I looked behind Wayde to the retreating I.S. officer. He had his hand on his nose, and I think he was bleeding if Nina’s sharp eyes on him meant anything. Fresh blood and the scent of a fight were like champagne to the undead, and my estimation of Wayde wavered. A good bodyguard could have gotten by the I.S. officer without drawing blood.
“Don’t worry about it,” I said as I glanced at Ivy and she shrugged almost imperceptibly. “I appreciate it.” And despite my doubts, I did. Regardless of having broken the cop’s nose, he’d clearly been doing his job if the I.S. had been shadowing me and all I’d gotten was a faint feeling of unease. I wasn’t helpless, but another pair of eyes and fists usually kept incidents from ever happening. The best bodyguard was one who didn’t have to do anything but be there.

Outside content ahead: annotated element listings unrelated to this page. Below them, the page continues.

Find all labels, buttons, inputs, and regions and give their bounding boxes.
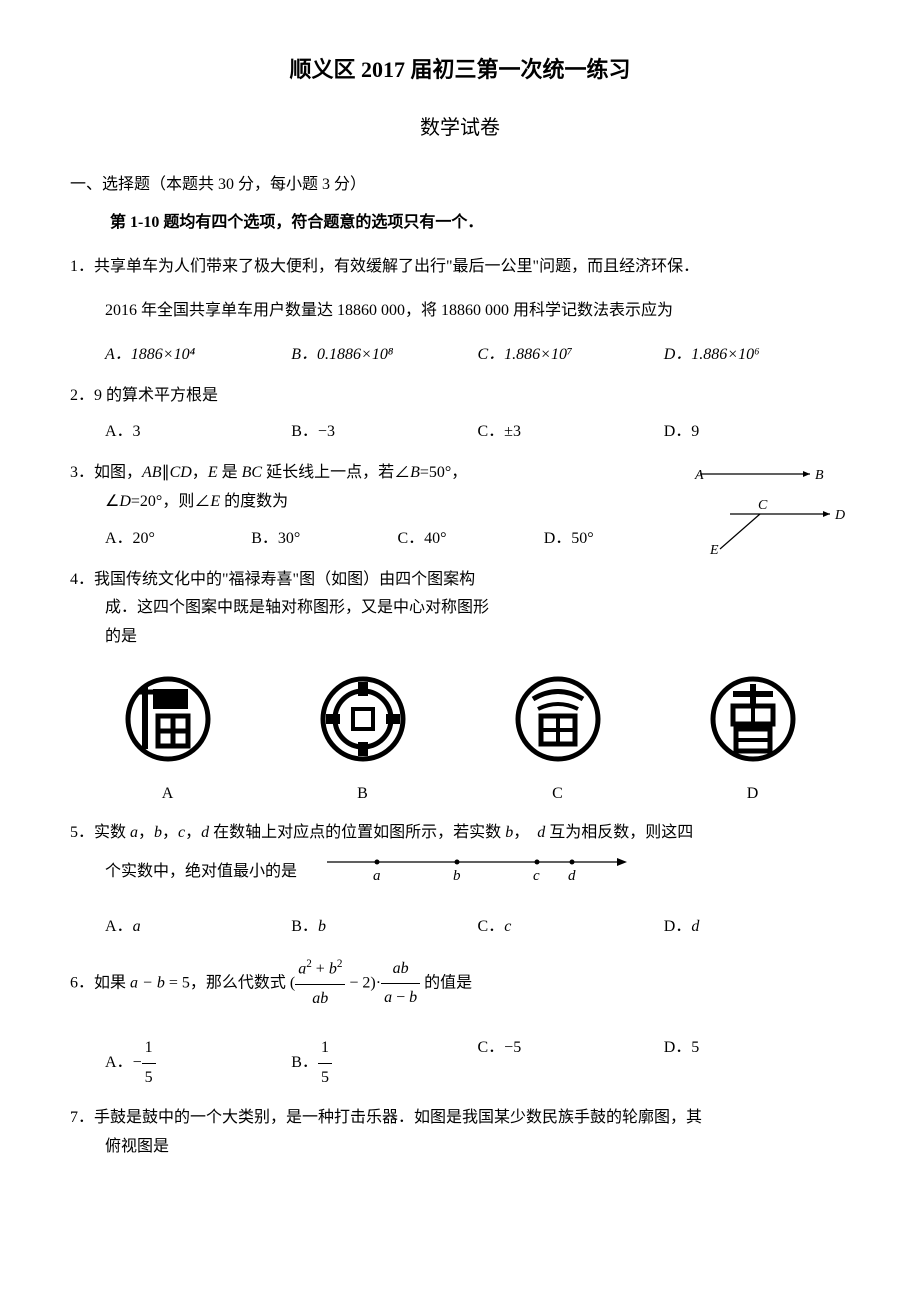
diag-label-d: D — [834, 508, 845, 523]
q4-img-b: B — [318, 674, 408, 809]
q7-line1: 7．手鼓是鼓中的一个大类别，是一种打击乐器．如图是我国某少数民族手鼓的轮廓图，其 — [70, 1104, 850, 1133]
q6-mid: ，那么代数式 — [190, 975, 290, 992]
q5-choice-d: D．d — [664, 913, 850, 942]
q3-choice-b: B．30° — [251, 525, 397, 554]
diag-label-a: A — [694, 468, 704, 483]
section-header: 一、选择题（本题共 30 分，每小题 3 分） — [70, 171, 850, 200]
q2-choice-a: A．3 — [105, 418, 291, 447]
number-line: a b c d — [317, 847, 637, 898]
q3-choice-c: C．40° — [398, 525, 544, 554]
svg-text:c: c — [533, 868, 540, 884]
q4-img-a: A — [123, 674, 213, 809]
question-1: 1．共享单车为人们带来了极大便利，有效缓解了出行"最后一公里"问题，而且经济环保… — [70, 253, 850, 369]
q5-line1: 5．实数 a，b，c，d 在数轴上对应点的位置如图所示，若实数 b， d 互为相… — [70, 819, 850, 848]
q6-choice-a: A．−15 — [105, 1034, 291, 1093]
q2-choice-c: C．±3 — [478, 418, 664, 447]
question-7: 7．手鼓是鼓中的一个大类别，是一种打击乐器．如图是我国某少数民族手鼓的轮廓图，其… — [70, 1104, 850, 1162]
q4-label-b: B — [318, 780, 408, 809]
q1-choice-a: A．1886×10⁴ — [105, 341, 291, 370]
svg-text:a: a — [373, 868, 381, 884]
page-title: 顺义区 2017 届初三第一次统一练习 — [70, 50, 850, 90]
q3-line1: 3．如图，AB∥CD，E 是 BC 延长线上一点，若∠B=50°， — [70, 459, 690, 488]
q5-choice-c: C．c — [478, 913, 664, 942]
q1-choice-c: C．1.886×10⁷ — [478, 341, 664, 370]
q6-prefix: 6．如果 — [70, 975, 130, 992]
question-2: 2．9 的算术平方根是 A．3 B．−3 C．±3 D．9 — [70, 382, 850, 448]
bold-note: 第 1-10 题均有四个选项，符合题意的选项只有一个． — [110, 209, 850, 238]
q3-q4-block: 3．如图，AB∥CD，E 是 BC 延长线上一点，若∠B=50°， ∠D=20°… — [70, 459, 850, 664]
svg-text:b: b — [453, 868, 461, 884]
q2-choice-d: D．9 — [664, 418, 850, 447]
q3-line2: ∠D=20°，则∠E 的度数为 — [105, 488, 690, 517]
q4-label-a: A — [123, 780, 213, 809]
q1-choice-b: B．0.1886×10⁸ — [291, 341, 477, 370]
diag-label-b: B — [815, 468, 824, 483]
q6-choice-d: D．5 — [664, 1034, 850, 1093]
question-5: 5．实数 a，b，c，d 在数轴上对应点的位置如图所示，若实数 b， d 互为相… — [70, 819, 850, 942]
q4-label-d: D — [708, 780, 798, 809]
q4-label-c: C — [513, 780, 603, 809]
q4-img-c: C — [513, 674, 603, 809]
q5-choice-a: A．a — [105, 913, 291, 942]
q4-line2: 成．这四个图案中既是轴对称图形，又是中心对称图形 — [105, 594, 690, 623]
q5-line2: 个实数中，绝对值最小的是 — [105, 858, 297, 887]
q6a-pref: A． — [105, 1054, 133, 1071]
q1-choice-d: D．1.886×10⁶ — [664, 341, 850, 370]
question-3: 3．如图，AB∥CD，E 是 BC 延长线上一点，若∠B=50°， ∠D=20°… — [70, 459, 690, 553]
q4-img-d: D — [708, 674, 798, 809]
diag-label-e: E — [709, 543, 719, 558]
q2-choice-b: B．−3 — [291, 418, 477, 447]
q6-text: 6．如果 a − b = 5，那么代数式 (a2 + b2ab − 2)·aba… — [70, 954, 850, 1014]
q2-text: 2．9 的算术平方根是 — [70, 382, 850, 411]
question-4: 4．我国传统文化中的"福禄寿喜"图（如图）由四个图案构 成．这四个图案中既是轴对… — [70, 566, 690, 652]
q3-choice-d: D．50° — [544, 525, 690, 554]
q6-choice-b: B．15 — [291, 1034, 477, 1093]
q6b-pref: B． — [291, 1054, 318, 1071]
q1-text2: 2016 年全国共享单车用户数量达 18860 000，将 18860 000 … — [105, 297, 850, 326]
q5-choice-b: B．b — [291, 913, 477, 942]
q4-images-row: A B C — [70, 674, 850, 809]
q3-diagram: A B C D E — [690, 459, 850, 570]
q6-choice-c: C．−5 — [478, 1034, 664, 1093]
q3-choice-a: A．20° — [105, 525, 251, 554]
q4-line1: 4．我国传统文化中的"福禄寿喜"图（如图）由四个图案构 — [70, 566, 690, 595]
q1-text1: 1．共享单车为人们带来了极大便利，有效缓解了出行"最后一公里"问题，而且经济环保… — [70, 253, 850, 282]
q7-line2: 俯视图是 — [105, 1133, 850, 1162]
q6-suffix: 的值是 — [420, 975, 472, 992]
svg-text:d: d — [568, 868, 576, 884]
q4-line3: 的是 — [105, 623, 690, 652]
page-subtitle: 数学试卷 — [70, 110, 850, 146]
question-6: 6．如果 a − b = 5，那么代数式 (a2 + b2ab − 2)·aba… — [70, 954, 850, 1093]
diag-label-c: C — [758, 498, 768, 513]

Jenks’s wings clattered as he took off from my shoulder, clearly struggling from the weight of his extra clothes. November was the cusp for pixies. Most were hibernating by now, but Jenks and his family would winter in the church, and if the day was warm enough, Jenks would brave the cold.
“We gonna watch walkie-talkie vamp have a blood orgy, or are we going to look at someone else’s?” he said snidely, and Nina gestured to the pair of I.S. officers who had been nervously lurking nearby. The better-dressed one jogged forward with the printout and handed it to Nina before backing up. I’d be cautious, too, if my superior had been lusting after someone’s nosebleed.

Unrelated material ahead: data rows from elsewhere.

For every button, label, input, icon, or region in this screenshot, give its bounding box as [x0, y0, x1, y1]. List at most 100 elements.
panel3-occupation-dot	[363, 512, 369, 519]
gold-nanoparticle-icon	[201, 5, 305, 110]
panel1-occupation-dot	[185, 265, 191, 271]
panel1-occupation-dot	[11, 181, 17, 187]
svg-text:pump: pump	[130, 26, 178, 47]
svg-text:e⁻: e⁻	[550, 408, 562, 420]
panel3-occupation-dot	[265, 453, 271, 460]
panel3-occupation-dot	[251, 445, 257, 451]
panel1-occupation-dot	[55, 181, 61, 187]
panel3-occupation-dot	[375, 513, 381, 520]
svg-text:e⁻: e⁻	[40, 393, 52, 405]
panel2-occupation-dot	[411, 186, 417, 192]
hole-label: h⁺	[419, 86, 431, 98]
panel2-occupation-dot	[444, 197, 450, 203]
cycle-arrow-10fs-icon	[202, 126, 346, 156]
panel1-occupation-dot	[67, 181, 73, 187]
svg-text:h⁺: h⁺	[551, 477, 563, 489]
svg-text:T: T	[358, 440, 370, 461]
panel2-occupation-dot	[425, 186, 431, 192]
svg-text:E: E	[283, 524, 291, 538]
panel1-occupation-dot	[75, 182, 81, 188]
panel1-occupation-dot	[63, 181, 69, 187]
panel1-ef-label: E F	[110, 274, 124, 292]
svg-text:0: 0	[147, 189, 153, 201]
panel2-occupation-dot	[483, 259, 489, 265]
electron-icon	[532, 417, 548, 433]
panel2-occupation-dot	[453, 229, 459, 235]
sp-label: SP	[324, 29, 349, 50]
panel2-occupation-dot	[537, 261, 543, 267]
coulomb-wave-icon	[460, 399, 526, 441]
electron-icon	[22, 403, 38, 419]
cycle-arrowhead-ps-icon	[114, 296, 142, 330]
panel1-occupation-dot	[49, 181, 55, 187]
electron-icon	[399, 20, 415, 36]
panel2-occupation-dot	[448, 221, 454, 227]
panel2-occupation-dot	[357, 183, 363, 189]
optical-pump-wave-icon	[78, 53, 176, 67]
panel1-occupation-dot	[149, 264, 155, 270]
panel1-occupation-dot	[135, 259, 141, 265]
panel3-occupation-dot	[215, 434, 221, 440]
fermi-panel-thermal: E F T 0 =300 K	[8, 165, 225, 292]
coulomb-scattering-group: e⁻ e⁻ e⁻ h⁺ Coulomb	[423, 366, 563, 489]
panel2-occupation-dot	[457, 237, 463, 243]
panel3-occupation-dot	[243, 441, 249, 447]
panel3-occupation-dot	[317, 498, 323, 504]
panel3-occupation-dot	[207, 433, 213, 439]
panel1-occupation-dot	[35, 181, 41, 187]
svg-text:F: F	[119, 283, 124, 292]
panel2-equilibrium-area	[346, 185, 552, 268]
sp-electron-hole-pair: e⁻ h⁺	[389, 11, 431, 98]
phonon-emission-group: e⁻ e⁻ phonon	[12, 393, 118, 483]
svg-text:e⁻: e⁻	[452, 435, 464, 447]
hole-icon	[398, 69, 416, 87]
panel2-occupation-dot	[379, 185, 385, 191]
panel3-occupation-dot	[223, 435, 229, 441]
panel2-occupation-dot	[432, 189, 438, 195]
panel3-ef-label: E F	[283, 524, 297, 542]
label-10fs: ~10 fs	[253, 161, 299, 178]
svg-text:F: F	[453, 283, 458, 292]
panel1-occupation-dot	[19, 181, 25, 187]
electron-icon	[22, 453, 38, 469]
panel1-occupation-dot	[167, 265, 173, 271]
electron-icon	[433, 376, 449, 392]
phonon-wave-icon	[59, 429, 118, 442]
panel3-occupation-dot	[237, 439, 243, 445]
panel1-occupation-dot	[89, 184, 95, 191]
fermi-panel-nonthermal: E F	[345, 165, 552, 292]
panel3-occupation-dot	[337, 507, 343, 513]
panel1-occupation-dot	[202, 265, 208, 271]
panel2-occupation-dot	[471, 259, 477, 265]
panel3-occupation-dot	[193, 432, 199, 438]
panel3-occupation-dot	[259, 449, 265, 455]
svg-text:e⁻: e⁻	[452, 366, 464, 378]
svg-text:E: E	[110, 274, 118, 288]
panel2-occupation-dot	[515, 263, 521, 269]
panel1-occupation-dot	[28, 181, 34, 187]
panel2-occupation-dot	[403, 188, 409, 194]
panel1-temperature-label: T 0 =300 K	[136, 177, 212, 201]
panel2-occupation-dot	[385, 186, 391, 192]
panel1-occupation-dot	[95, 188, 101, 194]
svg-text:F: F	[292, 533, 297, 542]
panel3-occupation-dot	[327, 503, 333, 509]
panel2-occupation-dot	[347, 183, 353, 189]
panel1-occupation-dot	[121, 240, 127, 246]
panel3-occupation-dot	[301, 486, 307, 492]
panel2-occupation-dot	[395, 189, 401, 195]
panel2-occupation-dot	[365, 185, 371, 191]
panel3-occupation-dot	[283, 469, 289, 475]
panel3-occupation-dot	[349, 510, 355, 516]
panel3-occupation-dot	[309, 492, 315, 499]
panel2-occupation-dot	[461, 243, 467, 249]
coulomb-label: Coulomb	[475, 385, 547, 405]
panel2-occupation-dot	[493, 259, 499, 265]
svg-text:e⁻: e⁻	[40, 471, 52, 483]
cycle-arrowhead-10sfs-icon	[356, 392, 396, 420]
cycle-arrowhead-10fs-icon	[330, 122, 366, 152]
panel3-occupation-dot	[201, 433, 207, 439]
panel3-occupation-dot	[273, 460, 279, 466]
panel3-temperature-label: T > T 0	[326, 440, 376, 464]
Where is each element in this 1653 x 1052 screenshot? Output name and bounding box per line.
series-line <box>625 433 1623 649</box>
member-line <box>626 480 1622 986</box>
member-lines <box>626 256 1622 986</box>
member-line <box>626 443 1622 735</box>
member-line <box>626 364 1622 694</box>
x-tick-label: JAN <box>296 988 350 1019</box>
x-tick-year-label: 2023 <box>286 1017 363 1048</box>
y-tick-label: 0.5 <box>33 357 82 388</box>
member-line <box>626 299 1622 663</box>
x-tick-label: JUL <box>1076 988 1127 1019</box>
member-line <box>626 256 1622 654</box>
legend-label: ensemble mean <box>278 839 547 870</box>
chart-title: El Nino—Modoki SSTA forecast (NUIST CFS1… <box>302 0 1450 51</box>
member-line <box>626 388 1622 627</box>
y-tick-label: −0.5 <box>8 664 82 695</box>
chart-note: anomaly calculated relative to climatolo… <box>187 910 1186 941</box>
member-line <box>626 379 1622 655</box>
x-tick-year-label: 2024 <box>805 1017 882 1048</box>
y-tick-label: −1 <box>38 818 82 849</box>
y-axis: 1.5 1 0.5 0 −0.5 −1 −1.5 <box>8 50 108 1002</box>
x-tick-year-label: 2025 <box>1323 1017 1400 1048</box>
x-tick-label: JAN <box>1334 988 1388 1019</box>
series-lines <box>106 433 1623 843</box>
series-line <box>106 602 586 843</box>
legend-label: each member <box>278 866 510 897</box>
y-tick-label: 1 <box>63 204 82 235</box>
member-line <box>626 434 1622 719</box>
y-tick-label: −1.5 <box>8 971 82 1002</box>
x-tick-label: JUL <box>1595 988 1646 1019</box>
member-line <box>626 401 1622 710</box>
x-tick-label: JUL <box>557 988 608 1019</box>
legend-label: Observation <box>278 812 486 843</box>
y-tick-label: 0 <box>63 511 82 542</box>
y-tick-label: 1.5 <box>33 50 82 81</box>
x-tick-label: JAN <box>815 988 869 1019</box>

“I’ve sent a copy to your church of the information we’ve already gathered,” Nina said as she handed it in turn to Ivy. “I want this back. It’s my copy.”
Ivy took it, her lips tight with repressed anger. Something was bothering her, something more than the body. I looked past Nina to the body again, repulsed and yet riveted. My God, the man had only one hand left. It was thick and malformed, bending in as if cramped, with a thick, horny, inflexible skin. The fingers looked as if they were made of dough and just stuck on. The other hand and both his feet were perfect cloven hooves. If anything, he looked like a faun, only everything was perverted and disproportionate. There were no such things as fauns, never had been, but perhaps mutilations such as this were where the fable had gotten started.
Feeling ill, I looked away, noticing that the blood-drawn pentagram under him was one made to gather power from an external source. Jeez, I hoped this had nothing to do with me. The man looked as if he’d been in his midtwenties, fit apart from the half-goat thing.
“How many have there been?” I asked. They might only have asked me out here to see if I had done it, but now that I was here, I was going to find out who had. Ivy, too, was studiously looking through the packet of information, clearly eager to take the run. There were a lot of papers. The I.S. wasn’t known for being meticulous about data gathering, meaning this had been going on for a while. They should have come to me sooner.
Spinning gracefully, Nina turned to the body, looking at it as if it were a painting on a wall. “This is the third incident. His name was Thomas Siskton, and he was a university student, missing since last week.”
Jenks whistled by rubbing his wings together, and then he darted to the railing, standing on it and facing the body. “There hasn’t been anything in the news. You’d think a hoofed university student with horns would make the papers.”
“Keep your mouth shut,” Ivy said, knowing how hard it was for the pixy to keep a secret.